Stream.reduce()
Before learning about the stream.reduce(), first we will learn two functional interfaces.
BinaryOperator<T>
Represents an operation upon two operands of the same type, producing a result of the same type as the operands.
This is a specialization of BiFunction for the case where the operands and the result are all of the same type.
The SAM is T apply(T t, T t);
BiFunction<T, U, R>
Represents a function that accepts two arguments and produces a result.
The SAM is R apply(T t, U u);
Now we will start the Stream.reduce()
- Reduction stream operations allow us to produce one single result from a sequence of elements.
- A reduction is a terminal operation that aggregates a stream into a type or a primitive. For example, a set of predefined reduction operations, such as average(), sum(), min(), max(), and count(), return one value by combining the elements of a stream.
- Stream.reduce() is a general-purpose method for generating our custom reduction operations.
- Before we look deeper into the Stream.reduce() operation, let's break down the operation's participant elements into separate blocks.
- Identity – an element that is the initial value of the reduction operation and the default result if the stream is empty.
- Accumulator – a function that takes two parameters: a partial result of the reduction operation and the next element of the stream.
- Combiner – a function used to combine the partial result of the reduction operation when the reduction is parallelized or when there's a mismatch between the types of the accumulator arguments and the types of the accumulator implementation.
- The Stream.reduce() method is overloaded and present inside the Stream interface.

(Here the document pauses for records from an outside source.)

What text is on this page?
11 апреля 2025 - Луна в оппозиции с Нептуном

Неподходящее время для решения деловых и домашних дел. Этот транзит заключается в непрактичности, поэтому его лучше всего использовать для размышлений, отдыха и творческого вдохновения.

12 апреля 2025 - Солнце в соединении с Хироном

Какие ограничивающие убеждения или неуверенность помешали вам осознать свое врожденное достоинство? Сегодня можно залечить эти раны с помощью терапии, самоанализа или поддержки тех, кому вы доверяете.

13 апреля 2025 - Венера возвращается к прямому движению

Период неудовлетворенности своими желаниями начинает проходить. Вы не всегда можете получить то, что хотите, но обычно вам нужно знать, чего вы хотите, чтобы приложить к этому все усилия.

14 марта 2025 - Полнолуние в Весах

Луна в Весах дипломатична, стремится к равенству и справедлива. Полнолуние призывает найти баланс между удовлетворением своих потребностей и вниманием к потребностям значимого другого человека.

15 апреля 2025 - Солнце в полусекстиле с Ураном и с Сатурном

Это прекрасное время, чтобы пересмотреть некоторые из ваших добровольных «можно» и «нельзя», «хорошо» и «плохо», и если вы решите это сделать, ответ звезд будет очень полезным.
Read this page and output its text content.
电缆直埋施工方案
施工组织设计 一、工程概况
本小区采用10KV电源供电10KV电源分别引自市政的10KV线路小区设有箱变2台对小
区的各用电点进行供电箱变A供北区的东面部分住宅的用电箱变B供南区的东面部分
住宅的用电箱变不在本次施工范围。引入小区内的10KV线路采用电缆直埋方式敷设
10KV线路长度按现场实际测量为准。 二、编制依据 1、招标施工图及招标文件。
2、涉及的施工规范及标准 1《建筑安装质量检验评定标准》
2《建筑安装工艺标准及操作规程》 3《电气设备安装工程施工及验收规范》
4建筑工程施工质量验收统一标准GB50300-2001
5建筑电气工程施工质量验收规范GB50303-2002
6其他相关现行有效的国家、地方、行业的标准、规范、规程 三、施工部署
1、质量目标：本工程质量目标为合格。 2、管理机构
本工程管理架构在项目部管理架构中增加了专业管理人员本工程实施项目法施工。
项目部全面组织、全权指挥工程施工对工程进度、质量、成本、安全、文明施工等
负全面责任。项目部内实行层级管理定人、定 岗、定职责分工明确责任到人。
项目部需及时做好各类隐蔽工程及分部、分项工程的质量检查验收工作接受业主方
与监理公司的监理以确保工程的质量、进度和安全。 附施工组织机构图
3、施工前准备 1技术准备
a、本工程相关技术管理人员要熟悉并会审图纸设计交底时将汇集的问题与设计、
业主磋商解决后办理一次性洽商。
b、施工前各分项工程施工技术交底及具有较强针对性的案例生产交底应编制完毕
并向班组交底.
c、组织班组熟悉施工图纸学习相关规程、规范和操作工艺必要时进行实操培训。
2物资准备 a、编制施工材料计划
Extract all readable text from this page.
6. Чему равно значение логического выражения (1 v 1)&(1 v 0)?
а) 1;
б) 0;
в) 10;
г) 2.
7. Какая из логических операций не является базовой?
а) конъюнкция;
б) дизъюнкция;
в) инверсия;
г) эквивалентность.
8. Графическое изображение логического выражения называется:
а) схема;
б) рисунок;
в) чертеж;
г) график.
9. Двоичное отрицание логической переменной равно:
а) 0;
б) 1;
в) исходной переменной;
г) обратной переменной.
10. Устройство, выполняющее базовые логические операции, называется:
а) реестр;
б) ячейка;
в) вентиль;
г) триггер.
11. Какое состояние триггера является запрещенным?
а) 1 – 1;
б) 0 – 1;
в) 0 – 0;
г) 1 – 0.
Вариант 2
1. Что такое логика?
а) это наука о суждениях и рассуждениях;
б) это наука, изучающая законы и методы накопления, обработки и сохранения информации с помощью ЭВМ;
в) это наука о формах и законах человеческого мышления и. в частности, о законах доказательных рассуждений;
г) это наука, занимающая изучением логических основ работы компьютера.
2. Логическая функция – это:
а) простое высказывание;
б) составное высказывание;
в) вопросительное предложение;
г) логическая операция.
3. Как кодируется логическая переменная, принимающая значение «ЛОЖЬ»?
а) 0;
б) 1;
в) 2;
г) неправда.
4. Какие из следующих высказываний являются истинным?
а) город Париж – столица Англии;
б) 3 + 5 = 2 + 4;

- Optional<T> reduce(BinaryOperator<T> accumulator);
- This method performs a reduction on the elements of this stream, using an associative accumulation function. It returns an Optional describing the reduced value if any.
- T reduce(T identity, BinaryOperator<T> accumulator);
- This method takes two parameters: the identity and the accumulator. It returns a new partial result. The Stream.reduce() method returns the result of the reduction.
- <U> U reduce(U identity, BiFunction<U, ? super T, U> accumulator, BinaryOperator<U> combiner);
- This method takes three parameters: the identity, the accumulator, and the combiner.
- Example for subpoints 1 and 2 of point 5:
public class Test {
public static void main(String[] args) {
List<Book> books = new ArrayList<>();
books.add(new Book("9781976704031", 9.99));
books.add(new Book("9781976704032", 15.99));
Book book = books.stream().reduce(new Book("9781976704033", 0.0), (b1, b2) -> {
b1.price = b1.price + b2.price;
return new Book(b1.isbn, b1.price);
});
//System.out.println(book);
books.add(book);
books.parallelStream().reduce((x, y) -> x.price > y.price ? x : y).ifPresent(System.out::println);
}
}
class Book {
String isbn;
double price;
Book(String isbn, double price) {
this.isbn = isbn;
this.price = price;
}
public String toString() {
return "Book[" + isbn + ":" + price + "]";
}
}
- Example for subpoint 3 of point 5:
int length = Arrays.asList("str1", "str2").parallelStream()
.reduce(0, (accumulatedInt, str) -> accumulatedInt + str.length(),
(accumulatedInt1, accumulatedInt2) -> accumulatedInt1 + accumulatedInt2);
System.out.println(length);- In the above example if you are using a parallel stream then you don’t need to do the same thing in the accumulator and combiner. You can skip in the accumulator and do the same in the combiner. Below is an example of the same.
int length1 = Arrays.asList("str1", "str2").parallelStream()
.reduce(0, (accumulatedInt, str) -> str.length(),
(accumulatedInt1, accumulatedInt2) -> accumulatedInt1 + accumulatedInt2);
System.out.println(length1);- Why do we use the combiner function in the third version of the reduce method?
- To do parallel reduction to a different result type, we need two functions: one that accumulates T elements to intermediate U values and a second that combines the intermediate U values into a single U result.